Famine? A recent Washington Post article doesn't say more than that millions are at risk of famine--not dying in actual famine:
Nearly 80 percent of Yemen's population is food-insecure; millions are teetering on the edge of famine. The situation — described as critical for nearly two years — has grown even worse since early November, when Saudi Arabia enacted a near-complete blockade on its borders with Yemen, making it nearly impossible for anyone to import food, water and medical supplies from Saudi Arabia.
I have no doubt that food is scarce and something should be done. But the blockade is for the purpose of stopping Iranian arms shipments to Houthi rebels who fire missiles at Saudi civilian targets.
Yes, there seems to be a cholera epidemic. And while it could cause mass deaths it doesn't seem to have yet. That's no reason to remain passive, but I don't think the claims so far are accurate.
Nor do I see the Saudi reputation taking a hit. The Saudi effort did stop the pro-Iran momentum in Yemen's civil war and is slowing achieving results.
Besides, if the Saudi reputation has survived the Islamist ideology that spawned 9/11 and the terrorism we've fought since then, it can survive opposing Iran.
And I seriously doubt the financial cost claim unless it counts military expenses that would have been incurred even in peacetime.

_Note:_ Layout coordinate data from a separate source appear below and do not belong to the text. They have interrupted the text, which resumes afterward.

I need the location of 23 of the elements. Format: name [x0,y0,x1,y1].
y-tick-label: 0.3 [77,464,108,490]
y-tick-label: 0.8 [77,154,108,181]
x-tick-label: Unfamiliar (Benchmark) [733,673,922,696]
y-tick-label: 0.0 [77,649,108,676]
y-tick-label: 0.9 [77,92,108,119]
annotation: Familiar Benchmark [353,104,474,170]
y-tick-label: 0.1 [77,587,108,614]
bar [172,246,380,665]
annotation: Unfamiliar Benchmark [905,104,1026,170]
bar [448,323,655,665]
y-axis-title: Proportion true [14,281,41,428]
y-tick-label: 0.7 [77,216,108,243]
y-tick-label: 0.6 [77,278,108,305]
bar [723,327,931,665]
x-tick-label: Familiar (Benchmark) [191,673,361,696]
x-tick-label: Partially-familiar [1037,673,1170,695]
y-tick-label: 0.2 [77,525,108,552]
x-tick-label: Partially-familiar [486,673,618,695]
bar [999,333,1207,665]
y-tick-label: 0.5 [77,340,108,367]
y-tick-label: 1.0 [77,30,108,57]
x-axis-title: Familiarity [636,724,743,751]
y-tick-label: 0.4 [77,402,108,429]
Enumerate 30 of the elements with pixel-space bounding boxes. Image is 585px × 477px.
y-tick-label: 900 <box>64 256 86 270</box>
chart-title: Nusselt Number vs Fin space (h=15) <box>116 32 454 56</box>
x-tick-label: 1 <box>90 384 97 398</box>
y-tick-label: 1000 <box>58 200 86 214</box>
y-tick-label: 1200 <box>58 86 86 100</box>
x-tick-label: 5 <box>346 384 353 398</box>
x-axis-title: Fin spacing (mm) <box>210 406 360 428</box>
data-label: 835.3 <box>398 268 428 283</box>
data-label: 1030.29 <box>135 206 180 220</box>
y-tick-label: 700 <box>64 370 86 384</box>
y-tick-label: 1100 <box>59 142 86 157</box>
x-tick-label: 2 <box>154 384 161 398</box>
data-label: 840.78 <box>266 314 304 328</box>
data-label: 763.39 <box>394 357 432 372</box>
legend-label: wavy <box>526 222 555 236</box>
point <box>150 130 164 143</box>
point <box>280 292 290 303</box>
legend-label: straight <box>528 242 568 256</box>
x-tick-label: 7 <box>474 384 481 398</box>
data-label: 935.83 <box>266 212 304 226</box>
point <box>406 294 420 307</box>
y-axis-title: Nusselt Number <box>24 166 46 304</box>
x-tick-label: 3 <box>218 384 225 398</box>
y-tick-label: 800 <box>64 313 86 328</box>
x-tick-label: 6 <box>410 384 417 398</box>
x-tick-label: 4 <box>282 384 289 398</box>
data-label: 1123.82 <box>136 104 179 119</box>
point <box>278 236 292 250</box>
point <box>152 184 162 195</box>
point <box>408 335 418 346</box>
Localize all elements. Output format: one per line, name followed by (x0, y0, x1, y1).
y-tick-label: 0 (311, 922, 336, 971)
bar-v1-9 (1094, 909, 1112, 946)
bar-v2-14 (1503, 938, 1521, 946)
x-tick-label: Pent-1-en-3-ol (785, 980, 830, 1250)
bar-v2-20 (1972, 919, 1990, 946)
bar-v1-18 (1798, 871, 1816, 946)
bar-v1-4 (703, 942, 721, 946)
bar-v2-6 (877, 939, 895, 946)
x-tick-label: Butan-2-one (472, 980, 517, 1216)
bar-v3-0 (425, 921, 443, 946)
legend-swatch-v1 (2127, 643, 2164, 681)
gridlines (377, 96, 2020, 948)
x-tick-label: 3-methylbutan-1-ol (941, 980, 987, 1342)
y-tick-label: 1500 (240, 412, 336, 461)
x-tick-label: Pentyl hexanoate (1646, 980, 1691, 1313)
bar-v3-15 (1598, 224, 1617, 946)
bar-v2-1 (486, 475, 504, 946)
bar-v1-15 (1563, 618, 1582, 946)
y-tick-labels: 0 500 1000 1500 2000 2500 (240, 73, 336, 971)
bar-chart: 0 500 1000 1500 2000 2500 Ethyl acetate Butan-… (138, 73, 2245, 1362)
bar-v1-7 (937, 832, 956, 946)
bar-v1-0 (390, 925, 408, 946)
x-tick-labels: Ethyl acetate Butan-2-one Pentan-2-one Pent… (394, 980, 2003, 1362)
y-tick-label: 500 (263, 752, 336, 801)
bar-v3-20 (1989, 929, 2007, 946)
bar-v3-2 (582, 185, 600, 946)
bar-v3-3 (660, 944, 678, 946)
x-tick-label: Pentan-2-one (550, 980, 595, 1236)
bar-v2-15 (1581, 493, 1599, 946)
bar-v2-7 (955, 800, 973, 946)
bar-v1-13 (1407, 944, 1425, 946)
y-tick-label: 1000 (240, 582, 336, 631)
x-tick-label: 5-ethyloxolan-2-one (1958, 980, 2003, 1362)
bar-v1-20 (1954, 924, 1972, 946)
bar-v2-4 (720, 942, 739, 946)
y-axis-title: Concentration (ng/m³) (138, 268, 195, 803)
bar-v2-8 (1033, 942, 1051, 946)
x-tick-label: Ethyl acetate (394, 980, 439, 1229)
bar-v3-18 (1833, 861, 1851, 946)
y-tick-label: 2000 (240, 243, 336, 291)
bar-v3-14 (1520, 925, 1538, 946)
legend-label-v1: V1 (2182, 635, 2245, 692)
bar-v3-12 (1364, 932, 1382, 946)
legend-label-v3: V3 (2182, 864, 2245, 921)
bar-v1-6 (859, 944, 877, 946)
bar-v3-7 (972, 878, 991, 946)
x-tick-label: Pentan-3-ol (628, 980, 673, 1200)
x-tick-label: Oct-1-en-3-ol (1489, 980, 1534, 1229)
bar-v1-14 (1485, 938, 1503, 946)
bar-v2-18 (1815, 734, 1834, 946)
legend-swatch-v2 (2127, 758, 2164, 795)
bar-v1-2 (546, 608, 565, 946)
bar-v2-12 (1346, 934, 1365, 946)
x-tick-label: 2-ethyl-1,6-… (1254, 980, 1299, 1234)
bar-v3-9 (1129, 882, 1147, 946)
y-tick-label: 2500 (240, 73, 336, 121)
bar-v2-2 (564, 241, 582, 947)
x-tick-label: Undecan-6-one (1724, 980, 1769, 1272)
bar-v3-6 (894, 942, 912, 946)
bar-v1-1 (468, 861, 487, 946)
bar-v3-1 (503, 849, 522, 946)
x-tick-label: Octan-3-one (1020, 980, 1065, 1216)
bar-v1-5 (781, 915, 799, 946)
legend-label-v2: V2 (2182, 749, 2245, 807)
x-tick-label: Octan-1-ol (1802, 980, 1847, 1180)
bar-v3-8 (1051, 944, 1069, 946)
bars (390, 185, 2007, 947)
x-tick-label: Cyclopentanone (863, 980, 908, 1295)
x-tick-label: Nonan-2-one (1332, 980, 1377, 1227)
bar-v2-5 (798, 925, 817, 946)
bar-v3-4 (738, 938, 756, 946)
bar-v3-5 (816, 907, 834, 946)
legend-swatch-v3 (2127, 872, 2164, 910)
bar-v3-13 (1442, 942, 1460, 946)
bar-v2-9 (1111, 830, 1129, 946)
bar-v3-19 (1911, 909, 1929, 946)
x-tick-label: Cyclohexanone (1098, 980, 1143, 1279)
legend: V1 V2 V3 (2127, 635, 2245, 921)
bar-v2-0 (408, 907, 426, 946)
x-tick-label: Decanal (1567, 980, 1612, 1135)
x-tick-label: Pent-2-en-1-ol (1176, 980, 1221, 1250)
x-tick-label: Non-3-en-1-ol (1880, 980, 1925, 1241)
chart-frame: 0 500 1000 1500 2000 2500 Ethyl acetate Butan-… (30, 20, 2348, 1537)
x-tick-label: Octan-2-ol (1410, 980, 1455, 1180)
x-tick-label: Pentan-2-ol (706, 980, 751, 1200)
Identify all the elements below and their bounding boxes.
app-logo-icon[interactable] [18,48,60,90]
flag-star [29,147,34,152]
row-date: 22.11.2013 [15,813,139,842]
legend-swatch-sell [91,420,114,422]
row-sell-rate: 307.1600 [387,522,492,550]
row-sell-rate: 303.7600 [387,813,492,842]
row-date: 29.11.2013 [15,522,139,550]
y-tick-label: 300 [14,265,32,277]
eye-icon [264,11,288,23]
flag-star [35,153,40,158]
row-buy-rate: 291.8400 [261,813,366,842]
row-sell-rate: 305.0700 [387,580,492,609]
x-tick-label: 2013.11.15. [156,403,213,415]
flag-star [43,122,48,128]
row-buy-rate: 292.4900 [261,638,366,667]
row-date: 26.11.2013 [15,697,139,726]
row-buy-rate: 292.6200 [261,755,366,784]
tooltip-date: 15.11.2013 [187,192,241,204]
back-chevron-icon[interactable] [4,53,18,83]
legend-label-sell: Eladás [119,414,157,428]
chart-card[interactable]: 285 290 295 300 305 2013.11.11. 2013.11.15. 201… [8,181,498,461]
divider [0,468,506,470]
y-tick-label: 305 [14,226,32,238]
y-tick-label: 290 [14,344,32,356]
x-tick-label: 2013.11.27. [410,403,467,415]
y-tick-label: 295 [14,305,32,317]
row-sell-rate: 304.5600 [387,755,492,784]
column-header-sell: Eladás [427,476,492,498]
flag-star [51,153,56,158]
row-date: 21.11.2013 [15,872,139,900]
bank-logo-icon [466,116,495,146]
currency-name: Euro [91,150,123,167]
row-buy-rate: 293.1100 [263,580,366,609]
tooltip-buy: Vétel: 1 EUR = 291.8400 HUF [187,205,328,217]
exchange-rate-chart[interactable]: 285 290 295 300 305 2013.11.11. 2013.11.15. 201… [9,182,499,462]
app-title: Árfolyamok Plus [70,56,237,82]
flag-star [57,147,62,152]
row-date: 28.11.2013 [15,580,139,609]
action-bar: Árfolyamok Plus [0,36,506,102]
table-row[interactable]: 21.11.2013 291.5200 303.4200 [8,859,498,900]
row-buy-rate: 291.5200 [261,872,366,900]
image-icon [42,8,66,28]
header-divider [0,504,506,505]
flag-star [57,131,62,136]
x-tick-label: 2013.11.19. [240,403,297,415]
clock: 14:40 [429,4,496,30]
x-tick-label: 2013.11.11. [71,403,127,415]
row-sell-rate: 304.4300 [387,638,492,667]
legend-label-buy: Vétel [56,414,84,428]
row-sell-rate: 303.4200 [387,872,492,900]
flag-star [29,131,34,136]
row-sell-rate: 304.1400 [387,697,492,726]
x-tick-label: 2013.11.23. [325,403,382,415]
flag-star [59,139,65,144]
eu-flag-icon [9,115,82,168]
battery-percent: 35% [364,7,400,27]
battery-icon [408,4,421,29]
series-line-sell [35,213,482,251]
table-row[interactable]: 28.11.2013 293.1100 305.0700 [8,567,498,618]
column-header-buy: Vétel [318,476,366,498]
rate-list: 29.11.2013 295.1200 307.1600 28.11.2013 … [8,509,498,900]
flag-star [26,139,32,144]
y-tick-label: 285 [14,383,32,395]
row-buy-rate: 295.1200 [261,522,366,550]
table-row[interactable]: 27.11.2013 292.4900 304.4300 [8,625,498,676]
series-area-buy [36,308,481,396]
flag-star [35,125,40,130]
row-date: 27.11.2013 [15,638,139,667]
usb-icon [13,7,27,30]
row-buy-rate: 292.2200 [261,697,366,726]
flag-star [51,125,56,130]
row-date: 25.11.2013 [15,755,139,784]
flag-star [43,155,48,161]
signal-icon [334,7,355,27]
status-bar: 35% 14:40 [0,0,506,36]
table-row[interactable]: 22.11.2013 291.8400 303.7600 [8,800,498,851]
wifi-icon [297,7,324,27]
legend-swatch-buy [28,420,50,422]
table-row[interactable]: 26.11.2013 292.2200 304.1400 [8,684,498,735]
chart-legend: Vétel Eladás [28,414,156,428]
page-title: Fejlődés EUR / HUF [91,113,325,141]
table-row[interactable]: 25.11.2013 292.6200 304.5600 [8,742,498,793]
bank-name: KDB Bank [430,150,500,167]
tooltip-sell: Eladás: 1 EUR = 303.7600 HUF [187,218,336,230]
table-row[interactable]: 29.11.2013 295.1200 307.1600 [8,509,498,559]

Also, this is misleading from the Post:
Thousands of bombs have been dropped; many have hit and killed civilians. According to research, out of about 8,600 of those attacks, 3,577 hit military sites, and 1,510 struck residential areas, school buildings, hospitals and other civilian sites.
Does the "research" (linking to a far-left Guardian article!) indicate whether rebels were using civilian sites as fighting positions or otherwise using them? If so, that makes them military targets. The rules on war do not require combatants to treat any civilian site as a sanctuary for enemies.
I'll not deny that being in a war zone is anything but a horror show. But so much of the Western reporting on Yemen seems like Iran-inspired propaganda, quite honestly. I'm open to being persuaded by better information. But so far I don't see it.
And I want the Saudis to win.
UPDATE: Strategypage sketches the clusterfuck that is "modern" Yemen.
UPDATE: I suspect the bias of the head of the Yemen Peace Project from saying that Yemen is the "world's worst humanitarian crisis."
As I've long argued, Yemen is a clusterfuck. All we can do is try to kill jihadis who use Yemen as a base to attack us and make sure Iran doesn't gain a foothold at the southern access point to the Red Sea. The Saudi alliance with our help is working to do that latter while our air strikes and special forces raids work on the former.
America is not at fault for making the Yemen clusterfuck. If you haven't read the Strategypage update, do so now. We made that worse? Good luck with that peace project.
UPDATE: However bad the war is objectively, the image is amazingly bad. Secretary of Defense Mattis let the Saudis know they should get on with winning and ending the war.